Sweet potato pie's secret is the lemon

November 30, 2008|By TIFFANY ARNOLD

Lemon juice is what makes L. Bruce Massey's sweet potato pie taste more like sweet potato.

"It neutralizes the flavors," Massey explained to The Herald-Mail from his kitchen table, over a slice of pie.

In Massey's recipe, the clove, nutmeg and cinnamon triumvirate is not required, though a tablespoon of cinnamon is optional. He specifies orange sweet potatoes - Georgia jets or red jewel. Never use canned.

And yes, there's lemon juice.

The effect is a light, creamy pie with a clean taste of sweet potato. If you're jonesing for a nuttier taste, Massey says you can sub in almond extract for the vanilla extract. I thought the recipe was fine as is.

Massey said he got the recipe from his mother, who got it from a friend whose Eastern Shore church, Rockawalkin United Methodist Church, used to sell hundreds of the pies as a fundraiser.


Massey is from the Eastern Shore region, where he said the cuisine skews Southern. What people out here call slippery pot pie, Massey said, is what folks on the Eastern Shore call chicken and dumplings.

Sweet potatoes and kale greens and his mother's fried chicken were among Massey's favorites.

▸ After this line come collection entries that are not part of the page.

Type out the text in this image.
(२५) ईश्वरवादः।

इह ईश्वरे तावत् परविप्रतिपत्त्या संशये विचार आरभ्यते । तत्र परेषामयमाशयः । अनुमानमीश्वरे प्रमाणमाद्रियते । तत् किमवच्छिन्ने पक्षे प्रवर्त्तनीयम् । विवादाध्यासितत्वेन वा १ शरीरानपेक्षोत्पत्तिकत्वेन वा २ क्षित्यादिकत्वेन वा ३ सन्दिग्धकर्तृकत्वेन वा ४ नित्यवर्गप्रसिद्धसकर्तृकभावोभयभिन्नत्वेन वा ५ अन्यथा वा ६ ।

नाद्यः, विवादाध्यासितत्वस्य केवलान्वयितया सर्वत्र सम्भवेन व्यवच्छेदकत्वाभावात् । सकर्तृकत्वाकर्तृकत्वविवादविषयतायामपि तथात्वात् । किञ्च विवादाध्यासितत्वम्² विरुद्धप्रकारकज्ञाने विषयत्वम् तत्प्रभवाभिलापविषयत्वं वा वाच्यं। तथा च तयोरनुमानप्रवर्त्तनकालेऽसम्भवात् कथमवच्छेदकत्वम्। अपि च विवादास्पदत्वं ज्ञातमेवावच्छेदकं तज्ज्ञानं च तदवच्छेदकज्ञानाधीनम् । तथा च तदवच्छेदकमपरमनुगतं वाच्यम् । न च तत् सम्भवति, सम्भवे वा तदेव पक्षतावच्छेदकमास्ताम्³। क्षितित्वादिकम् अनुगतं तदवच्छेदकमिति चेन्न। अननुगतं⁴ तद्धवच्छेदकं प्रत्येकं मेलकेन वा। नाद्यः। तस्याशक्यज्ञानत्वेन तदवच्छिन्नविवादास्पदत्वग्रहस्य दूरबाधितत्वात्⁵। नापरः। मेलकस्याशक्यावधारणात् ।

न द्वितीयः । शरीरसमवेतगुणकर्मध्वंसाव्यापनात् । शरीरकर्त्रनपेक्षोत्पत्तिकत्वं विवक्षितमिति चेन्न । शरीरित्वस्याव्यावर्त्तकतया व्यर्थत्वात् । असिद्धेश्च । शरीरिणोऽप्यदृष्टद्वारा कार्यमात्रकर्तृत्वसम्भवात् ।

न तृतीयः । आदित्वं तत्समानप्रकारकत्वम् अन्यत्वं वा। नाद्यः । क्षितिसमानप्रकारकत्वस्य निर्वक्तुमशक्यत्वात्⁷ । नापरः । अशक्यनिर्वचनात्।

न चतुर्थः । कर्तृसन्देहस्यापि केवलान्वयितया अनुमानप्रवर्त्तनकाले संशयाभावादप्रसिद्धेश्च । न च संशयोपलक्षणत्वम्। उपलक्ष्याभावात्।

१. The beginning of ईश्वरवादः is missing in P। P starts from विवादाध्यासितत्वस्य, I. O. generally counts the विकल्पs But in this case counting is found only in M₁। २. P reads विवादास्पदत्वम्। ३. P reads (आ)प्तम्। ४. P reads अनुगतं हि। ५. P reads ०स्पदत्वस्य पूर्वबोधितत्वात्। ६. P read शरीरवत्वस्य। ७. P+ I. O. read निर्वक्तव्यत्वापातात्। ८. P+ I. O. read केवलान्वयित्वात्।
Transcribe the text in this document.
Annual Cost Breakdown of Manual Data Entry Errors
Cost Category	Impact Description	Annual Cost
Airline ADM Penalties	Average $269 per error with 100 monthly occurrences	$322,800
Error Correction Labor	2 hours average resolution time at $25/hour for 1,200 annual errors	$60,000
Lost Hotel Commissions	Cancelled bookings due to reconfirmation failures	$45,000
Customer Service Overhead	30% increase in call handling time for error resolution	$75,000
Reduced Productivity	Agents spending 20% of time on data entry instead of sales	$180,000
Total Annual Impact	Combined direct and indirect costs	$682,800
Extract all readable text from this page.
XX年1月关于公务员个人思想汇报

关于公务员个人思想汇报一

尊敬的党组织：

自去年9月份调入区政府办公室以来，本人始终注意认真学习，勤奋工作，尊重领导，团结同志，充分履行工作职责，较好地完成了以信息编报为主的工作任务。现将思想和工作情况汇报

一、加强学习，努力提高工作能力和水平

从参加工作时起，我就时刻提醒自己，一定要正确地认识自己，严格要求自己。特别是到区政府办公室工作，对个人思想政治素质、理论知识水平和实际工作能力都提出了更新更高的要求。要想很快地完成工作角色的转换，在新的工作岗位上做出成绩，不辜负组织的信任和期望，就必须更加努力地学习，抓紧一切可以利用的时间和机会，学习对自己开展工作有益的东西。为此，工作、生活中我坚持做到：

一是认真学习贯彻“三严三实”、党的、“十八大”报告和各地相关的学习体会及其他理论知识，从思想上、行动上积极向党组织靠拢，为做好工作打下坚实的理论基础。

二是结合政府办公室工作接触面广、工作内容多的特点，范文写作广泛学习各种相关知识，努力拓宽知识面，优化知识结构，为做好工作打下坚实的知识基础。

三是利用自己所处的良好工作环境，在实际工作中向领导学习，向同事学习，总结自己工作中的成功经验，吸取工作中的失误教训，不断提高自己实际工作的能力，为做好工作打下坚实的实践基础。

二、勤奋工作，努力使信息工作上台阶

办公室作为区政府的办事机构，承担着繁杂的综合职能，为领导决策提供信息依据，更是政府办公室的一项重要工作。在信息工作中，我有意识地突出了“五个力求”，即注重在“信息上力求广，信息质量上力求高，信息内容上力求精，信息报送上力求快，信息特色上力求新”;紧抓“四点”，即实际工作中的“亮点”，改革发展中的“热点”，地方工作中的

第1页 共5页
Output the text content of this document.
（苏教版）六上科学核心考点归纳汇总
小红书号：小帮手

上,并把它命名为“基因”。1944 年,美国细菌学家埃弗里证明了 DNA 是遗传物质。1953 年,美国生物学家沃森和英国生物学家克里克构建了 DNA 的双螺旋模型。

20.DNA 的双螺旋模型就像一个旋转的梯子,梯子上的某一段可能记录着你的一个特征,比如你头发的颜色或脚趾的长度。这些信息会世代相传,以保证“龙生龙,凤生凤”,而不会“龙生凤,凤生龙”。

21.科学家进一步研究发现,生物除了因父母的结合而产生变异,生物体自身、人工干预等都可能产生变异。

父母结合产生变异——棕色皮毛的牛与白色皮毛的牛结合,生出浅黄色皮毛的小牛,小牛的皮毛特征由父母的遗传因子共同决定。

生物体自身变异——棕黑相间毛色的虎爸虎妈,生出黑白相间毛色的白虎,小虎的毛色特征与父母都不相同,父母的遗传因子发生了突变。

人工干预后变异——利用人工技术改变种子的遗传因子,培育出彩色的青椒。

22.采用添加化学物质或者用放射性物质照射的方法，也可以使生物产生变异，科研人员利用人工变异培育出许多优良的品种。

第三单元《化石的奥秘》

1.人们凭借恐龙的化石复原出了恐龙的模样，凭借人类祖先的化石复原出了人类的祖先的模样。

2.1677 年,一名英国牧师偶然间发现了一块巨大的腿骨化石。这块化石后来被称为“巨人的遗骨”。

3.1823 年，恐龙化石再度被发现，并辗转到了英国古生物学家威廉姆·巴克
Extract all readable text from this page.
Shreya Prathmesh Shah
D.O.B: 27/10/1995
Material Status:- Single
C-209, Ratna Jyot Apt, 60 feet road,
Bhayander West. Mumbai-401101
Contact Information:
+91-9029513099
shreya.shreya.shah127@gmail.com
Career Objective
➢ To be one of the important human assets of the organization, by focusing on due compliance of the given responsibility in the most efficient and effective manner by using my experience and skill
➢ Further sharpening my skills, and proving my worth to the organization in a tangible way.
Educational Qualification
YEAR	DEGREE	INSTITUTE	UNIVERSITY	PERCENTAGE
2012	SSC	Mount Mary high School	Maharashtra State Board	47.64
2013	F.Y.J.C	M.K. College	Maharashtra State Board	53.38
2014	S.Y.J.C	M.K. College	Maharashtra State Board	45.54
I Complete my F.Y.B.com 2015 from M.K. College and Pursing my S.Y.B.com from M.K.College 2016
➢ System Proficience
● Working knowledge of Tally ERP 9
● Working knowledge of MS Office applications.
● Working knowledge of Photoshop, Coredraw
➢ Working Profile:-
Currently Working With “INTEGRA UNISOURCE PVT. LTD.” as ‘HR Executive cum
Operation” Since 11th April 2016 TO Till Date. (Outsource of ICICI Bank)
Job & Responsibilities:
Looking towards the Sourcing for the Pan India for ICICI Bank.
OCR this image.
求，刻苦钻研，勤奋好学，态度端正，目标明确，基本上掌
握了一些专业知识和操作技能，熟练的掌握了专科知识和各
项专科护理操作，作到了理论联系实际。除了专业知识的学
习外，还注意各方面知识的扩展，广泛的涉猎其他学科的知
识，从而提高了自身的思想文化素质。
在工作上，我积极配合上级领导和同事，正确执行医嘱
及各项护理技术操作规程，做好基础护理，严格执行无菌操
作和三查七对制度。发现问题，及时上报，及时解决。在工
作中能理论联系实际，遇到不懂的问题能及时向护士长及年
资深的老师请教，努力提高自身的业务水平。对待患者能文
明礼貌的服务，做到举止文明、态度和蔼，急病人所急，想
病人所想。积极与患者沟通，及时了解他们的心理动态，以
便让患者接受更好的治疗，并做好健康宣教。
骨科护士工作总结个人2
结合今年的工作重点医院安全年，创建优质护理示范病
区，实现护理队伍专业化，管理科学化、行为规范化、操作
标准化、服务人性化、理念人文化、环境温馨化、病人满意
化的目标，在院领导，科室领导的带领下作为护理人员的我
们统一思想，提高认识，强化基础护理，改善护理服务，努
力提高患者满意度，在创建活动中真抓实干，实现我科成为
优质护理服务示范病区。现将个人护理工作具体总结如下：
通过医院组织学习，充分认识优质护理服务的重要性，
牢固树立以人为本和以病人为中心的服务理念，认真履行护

Massey, 53, of Hagerstown, is the assistant director of administration for Washington County Department of Social Services. He is also secretary of the Clear Spring Historical Society.

He chatted more about his recipe with The Herald-Mail at his home.

Sweet potato pie

For pie crust

2/3 cup shortening
1 3/4 cups flour
1/4 teaspoon salt
Ice-cold water, just enough to make the dough hold together

For filling

3 cups sweet potatoes (Georgia jets or red jewel are suggested), baked or boiled to tenderness
2 cups evaporated milk
1 stick of margarine, melted
4 eggs
1 1/2 teaspoons vanilla
2 1/4 cups sugar
1/4 teaspoon baking powder
2 teaspoons lemon juice
1 teaspoon cinnamon (optional)
1/2 cup shredded coconut (optional)

Preheat oven to 400 degrees.

To make the crust, blend the shortening, flour and salt using a pastry knife. When crumbly, add ice-cold water slowly until the dough can be formed into a large ball.

Split the dough into two pieces and refrigerate, covered in a bowl, for about 15 minutes. Once chilled, flour each side of the dough and roll out on a floured board. Put the dough into two 9-inch, deep pie shells and flute the edges with your thumb.

For the filling, cream together the cooked sweet potatoes, evaporated milk and margarine with a mixer. Add remaining ingredients except coconut and beat until it reaches a smooth, well-blended consistency.

Pour into pie shells and bake at 400 degrees until set, then reduce heat to 375 degrees and bake for about an hour.

Once the pie has cooled, top with coconut.

Makes two pies.

- Courtesy of L. Bruce Massey

Q&A with L. Bruce Massey

So, have you ever tried this recipe without the juice?
I have made it without the lemon juice once, when I didn't have any. There's definitely a difference.

What are some things you remember eating growing up on the Eastern Shore?
I grew up on a Perdue chicken farm. My father was a chicken farmer, so we ate a lot of chicken. My mother made some good fried chicken. That was something that we ate a lot of. Another was kale and turnips. My mother froze three bushels of kale every year. I kind of miss that. Another thing my mother made a lot of was sweet potato biscuits.

What constitutes good fried chicken? I've tried, but this is something I fail at.
She did not use a lot of oil and she only floured it. She only used a cast-iron skillet. As you see, I have four cast-iron frying pans. We had chicken every Wednesday and Sunday.

I bet you're accustomed to eating fresh.
It was a really good life. Father and mother had a pick-your-own business. ... Believe it or not, in this little lot in the city, I have a good garden.

So, what are some other things you like to bake?
I have a really good key lime pie recipe. I make apple pie and I add cranberries to it, spice, sugar, walnuts. I also bake cherry pie. Downstairs in my full-size freezer, I have enough cherries for 16 pies.

What are some savory dishes you like to make?
London broil. I absolutely, positively love London broil. I like fresh pork. I've been doing roast pork loin.

Anything you won't eat?
I love everything except raisins or avocados. Raisins - anything with skin like that shouldn't be eaten. And avocados, I just don't like the texture in my mouth. I like everything else with a passion.